Gareth Butterfield takes a trip down Memory Lane in the Peugeot 308 GTi
I CAN remember an occasion, back in my secondary school days, I was bowled over with excitement, to the point of almost soiling myself, when a sports teacher arrived one day in his new Peugeot 205 GTi.
It was in gleaming red, with the beefier 1.9 engine and the prettier wheels, with a Peco Big Bore exhaust burbling away. In the eyes of an adolescent 13-year-old, Mr Bevan had just reached hero status.
I can also remember the surprise, far more recently, of learning a friend of mine kept a pristine MkI volkswagen Golf GTi tucked away in his garage.
He’s a lovely chap, but relatively dull. He likes brown beer and making things in his shed. He drives a base-spec Skoda Octavia diesel on a daily basis, often proudly telling me how many miles per gallon he has achieved that week. And that car, at least I thought, suits him to a tee.
So to find out he had one of the finest of all hot hatches stashed away in case the sun comes out completely changed my estimation of him, to the point where I once caught myself nearly calling him sir.
And that’s the thing with the GTi. It says something about a person. It tells you its owner is sensible enough to require the odd practicality, but he or she has a frivolous streak and a fun side.
In this day and age, the GTi brief hasn’t strayed far from its origins. You basically take a practical hatchback, shove in a large engine, stick on a few choice shiny bits, enlarge the wheels and set it loose. The GTi story has seen its ups and downs but the current crop is as good as it’s ever been.
And this leads me neatly on to this week’s test car, the Peugeot 308 GTi. The latest one packs a 268bhp punch and looks fabulous. Of course, it’s based on the standard 308 and that’s a good platform from which to start, so it promises to be a lot of fun. And, I’m happy to say, it is.

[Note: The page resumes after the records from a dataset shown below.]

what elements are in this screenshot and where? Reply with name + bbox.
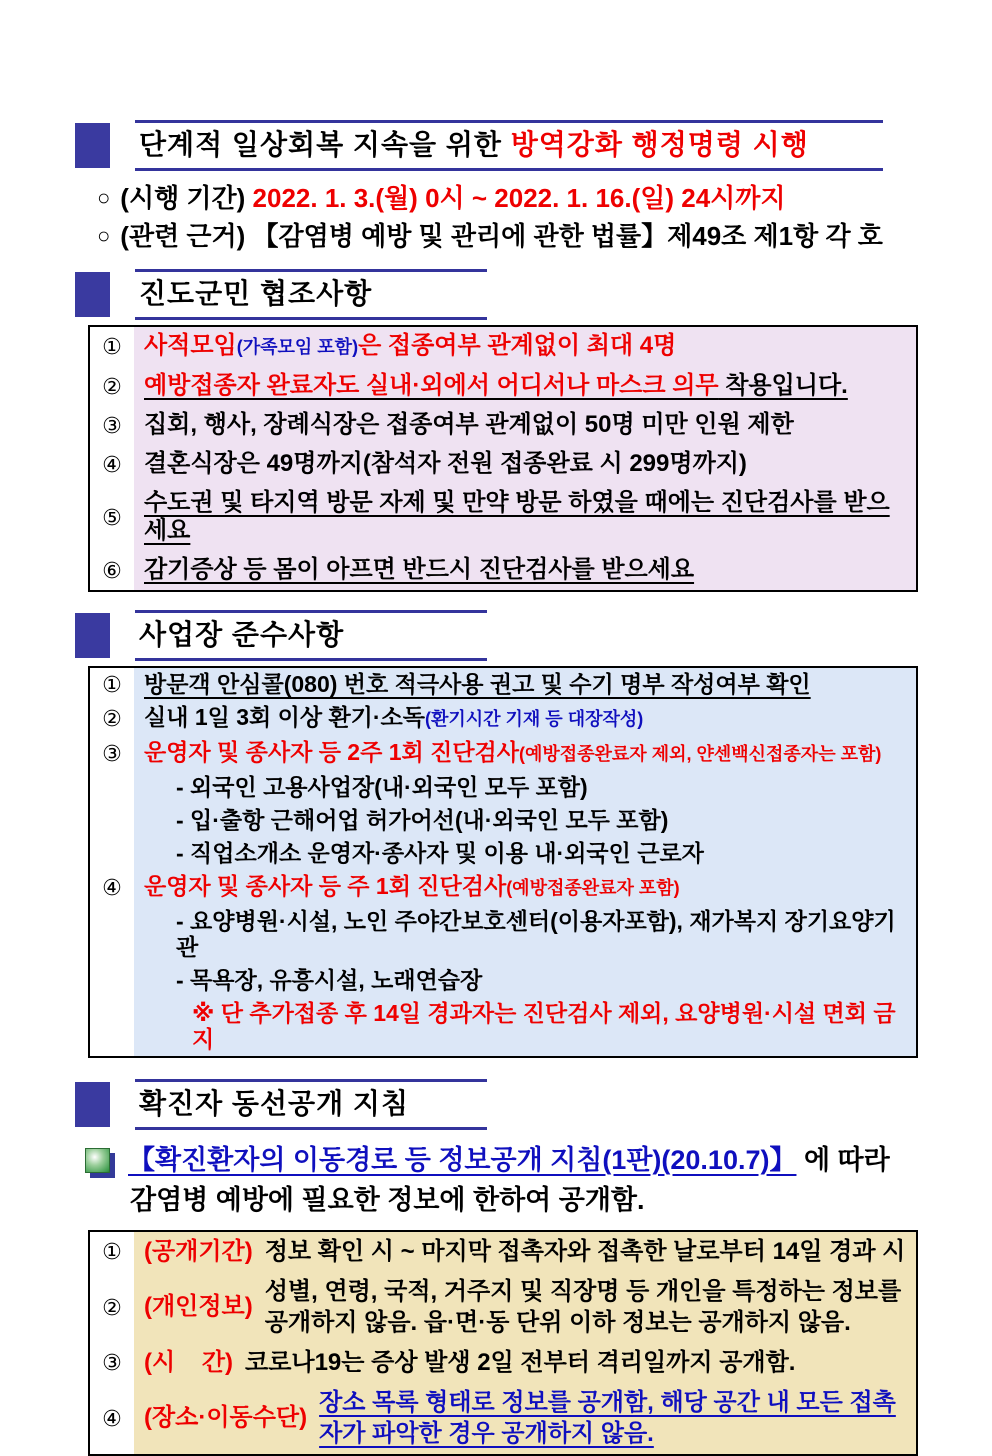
intro-line <box>97 181 920 217</box>
item-number: ② <box>90 367 134 406</box>
item-number <box>90 771 134 804</box>
guideline-reference-line2: 감염병 예방에 필요한 정보에 한하여 공개함. <box>130 1185 645 1215</box>
item-text: 수도권 및 타지역 방문 자제 및 만약 방문 하였을 때에는 진단검사를 받으세요 <box>134 484 916 551</box>
item-number: ② <box>90 701 134 736</box>
intro-line-text: (시행 기간) 2022. 1. 3.(월) 0시 ~ 2022. 1. 16.(일) 24시까지 <box>120 183 786 213</box>
item-text: 예방접종자 완료자도 실내·외에서 어디서나 마스크 의무 착용입니다. <box>134 367 916 406</box>
list-item <box>90 484 916 551</box>
item-number: ⑥ <box>90 551 134 590</box>
header-square-icon <box>75 123 110 168</box>
header-square-icon <box>75 1082 110 1127</box>
list-item <box>90 870 916 905</box>
item-text: 실내 1일 3회 이상 환기·소독(환기시간 기재 등 대장작성) <box>134 701 916 736</box>
item-text: 운영자 및 종사자 등 2주 1회 진단검사(예방접종완료자 제외, 얀센백신접종자는 포함) <box>134 736 916 771</box>
item-text: 결혼식장은 49명까지(참석자 전원 접종완료 시 299명까지) <box>134 445 916 484</box>
main-title: 단계적 일상회복 지속을 위한 방역강화 행정명령 시행 <box>139 129 809 160</box>
residents-notice-box <box>88 325 918 592</box>
item-number: ④ <box>90 1383 134 1454</box>
item-number: ① <box>90 327 134 367</box>
list-item <box>90 997 916 1056</box>
item-content <box>134 1232 916 1272</box>
residents-section-header <box>75 269 920 320</box>
item-number: ④ <box>90 445 134 484</box>
list-item <box>90 964 916 997</box>
item-content <box>134 1383 916 1454</box>
disclosure-title-rule <box>135 1079 487 1130</box>
item-text: - 입·출항 근해어업 허가어선(내·외국인 모두 포함) <box>134 804 916 837</box>
workplace-section-title: 사업장 준수사항 <box>139 619 345 650</box>
item-number <box>90 837 134 870</box>
item-text: 감기증상 등 몸이 아프면 반드시 진단검사를 받으세요 <box>134 551 916 590</box>
main-title-rule <box>135 120 883 171</box>
item-text: 방문객 안심콜(080) 번호 적극사용 권고 및 수기 명부 작성여부 확인 <box>134 668 916 701</box>
item-number: ④ <box>90 870 134 905</box>
list-item <box>90 551 916 590</box>
item-text: 장소 목록 형태로 정보를 공개함, 해당 공간 내 모든 접촉자가 파악한 경우 공개하지 않음. <box>319 1389 896 1447</box>
item-text: - 외국인 고용사업장(내·외국인 모두 포함) <box>134 771 916 804</box>
list-item <box>90 771 916 804</box>
item-number: ⑤ <box>90 484 134 551</box>
residents-title-rule <box>135 269 487 320</box>
item-number: ② <box>90 1272 134 1343</box>
list-item <box>90 406 916 445</box>
item-number: ① <box>90 1232 134 1272</box>
item-content <box>134 1272 916 1343</box>
item-label: (시 간) <box>144 1348 234 1376</box>
item-text: ※ 단 추가접종 후 14일 경과자는 진단검사 제외, 요양병원·시설 면회 금지 <box>134 997 916 1056</box>
list-item <box>90 736 916 771</box>
item-text: 사적모임(가족모임 포함)은 접종여부 관계없이 최대 4명 <box>134 327 916 367</box>
list-item <box>90 1343 916 1383</box>
item-number: ③ <box>90 406 134 445</box>
item-text: - 목욕장, 유흥시설, 노래연습장 <box>134 964 916 997</box>
intro-lines <box>97 181 920 255</box>
item-number <box>90 964 134 997</box>
residents-section-title: 진도군민 협조사항 <box>139 278 373 309</box>
item-text: 코로나19는 증상 발생 2일 전부터 격리일까지 공개함. <box>245 1349 796 1376</box>
guideline-reference-line <box>85 1142 920 1178</box>
header-square-icon <box>75 272 110 317</box>
item-number: ③ <box>90 736 134 771</box>
item-text: 정보 확인 시 ~ 마지막 접촉자와 접촉한 날로부터 14일 경과 시 <box>264 1238 906 1265</box>
item-number <box>90 804 134 837</box>
list-item <box>90 367 916 406</box>
item-text: 성별, 연령, 국적, 거주지 및 직장명 등 개인을 특정하는 정보를 공개하지 않음. 읍·면·동 단위 이하 정보는 공개하지 않음. <box>264 1278 902 1336</box>
workplace-notice-box <box>88 666 918 1058</box>
item-text: - 직업소개소 운영자·종사자 및 이용 내·외국인 근로자 <box>134 837 916 870</box>
list-item <box>90 837 916 870</box>
item-label: (공개기간) <box>144 1237 253 1265</box>
intro-line-text: (관련 근거) 【감염병 예방 및 관리에 관한 법률】제49조 제1항 각 호 <box>120 221 883 251</box>
item-number: ③ <box>90 1343 134 1383</box>
disclosure-section-title: 확진자 동선공개 지침 <box>139 1088 409 1119</box>
item-label: (장소·이동수단) <box>144 1404 308 1431</box>
item-text: - 요양병원·시설, 노인 주야간보호센터(이용자포함), 재가복지 장기요양기관 <box>134 905 916 964</box>
notice-document <box>75 0 920 1456</box>
circle-bullet-icon: ○ <box>97 185 111 210</box>
list-item <box>90 1232 916 1272</box>
list-item <box>90 701 916 736</box>
item-text: 집회, 행사, 장례식장은 접종여부 관계없이 50명 미만 인원 제한 <box>134 406 916 445</box>
disclosure-section-header <box>75 1079 920 1130</box>
main-title-header <box>75 120 920 171</box>
item-label: (개인정보) <box>144 1293 253 1320</box>
list-item <box>90 1272 916 1343</box>
list-item <box>90 445 916 484</box>
workplace-section-header <box>75 610 920 661</box>
circle-bullet-icon: ○ <box>97 223 111 248</box>
item-content <box>134 1343 916 1383</box>
intro-line <box>97 219 920 255</box>
item-number <box>90 997 134 1056</box>
item-text: 운영자 및 종사자 등 주 1회 진단검사(예방접종완료자 포함) <box>134 870 916 905</box>
header-square-icon <box>75 613 110 658</box>
document-button-icon <box>85 1148 110 1173</box>
list-item <box>90 668 916 701</box>
list-item <box>90 905 916 964</box>
list-item <box>90 1383 916 1454</box>
list-item <box>90 804 916 837</box>
item-number: ① <box>90 668 134 701</box>
list-item <box>90 327 916 367</box>
workplace-title-rule <box>135 610 487 661</box>
guideline-link[interactable]: 【확진환자의 이동경로 등 정보공개 지침(1판)(20.10.7)】 에 따라 <box>128 1145 890 1175</box>
item-number <box>90 905 134 964</box>
disclosure-rules-box <box>88 1230 918 1456</box>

You might think squeezing nearly 270bhp out of a front wheel drive car with a 1.6-litre engine is a recipe for acres of torque steer and monumental turbo lag but it’s simply not. Peugeot has done a neat trick of reigning in all those horses while still producing a car capable of demolishing the 0-60 sprint in six seconds. So it feels properly quick.
It sounds pretty good too, even if the rorty note from its tasteful twin exhausts is synthetically spoiled a bit by an electronic “engine note” piped into the cabin from the stereo speakers.
I like its interior, too. It’s minimalist and there’s none of the flamboyance you get from some French cars, but it’s simple and functional. Even the signature tiny steering wheel is starting to grow on me.
Legroom in the GTi could be better, it’s not helped by the big bucket seats in the front, but the boot is a good size and visibility is fine.
If I was to criticise anything, it would be the relatively docile ride and handling. Fair enough, it’s sure-footed, but many cars in this segment have a button to let you turn everything up a notch or two. And the Peugeot doesn’t.
Of course, it does have a sport button. That makes the dials glow red, switches on the annoying synthetic exhaust note and sharpens its responses, but it doesn’t do enough. If you want a true fighting spirit from your hot hatch, go and see the nice people at Honda or Ford. The Civic Type R or Focus RS will certainly awaken your senses.
That said, the Peugeot is a few grand cheaper than the Ford and Honda at less than £30,000. And it’s arguably nicer to live with as a result of its relatively prudish demeanour. And, it has to be said, not everyone wants to be shaken to bits while they pop out to buy a bottle of milk or to drop the kids off at school.
Kids, incidentally, seem to love the 308 GTi. I was waiting at some traffic lights one day and noticed it was being well and truly admired by a group of lads who were on their way to school.
And that got me thinking back to my old teacher and his 205. The kids who stopped to ogle the 308 didn’t care that it was built around a car which feels more at home in supermarket car parks than on the Nurburgring. They knew my car had 270bhp and they liked its big wheels and its chunky seats. The iPad generation will probably also love the fake exhaust note. And I bet they’ll still like it when they’re older and their wives demand they settle into a Skoda
The thing is, GTi drivers might grow old, but they don’t grow up. They still have a mean streak that seems to follow them through life and only seems to manifest itself in their choice of car.
The GTi is a car that excites 13-year-olds as much as it excites fully-grown adults. And there’s no reason that I can see why the 308 shouldn’t be on their wish-list.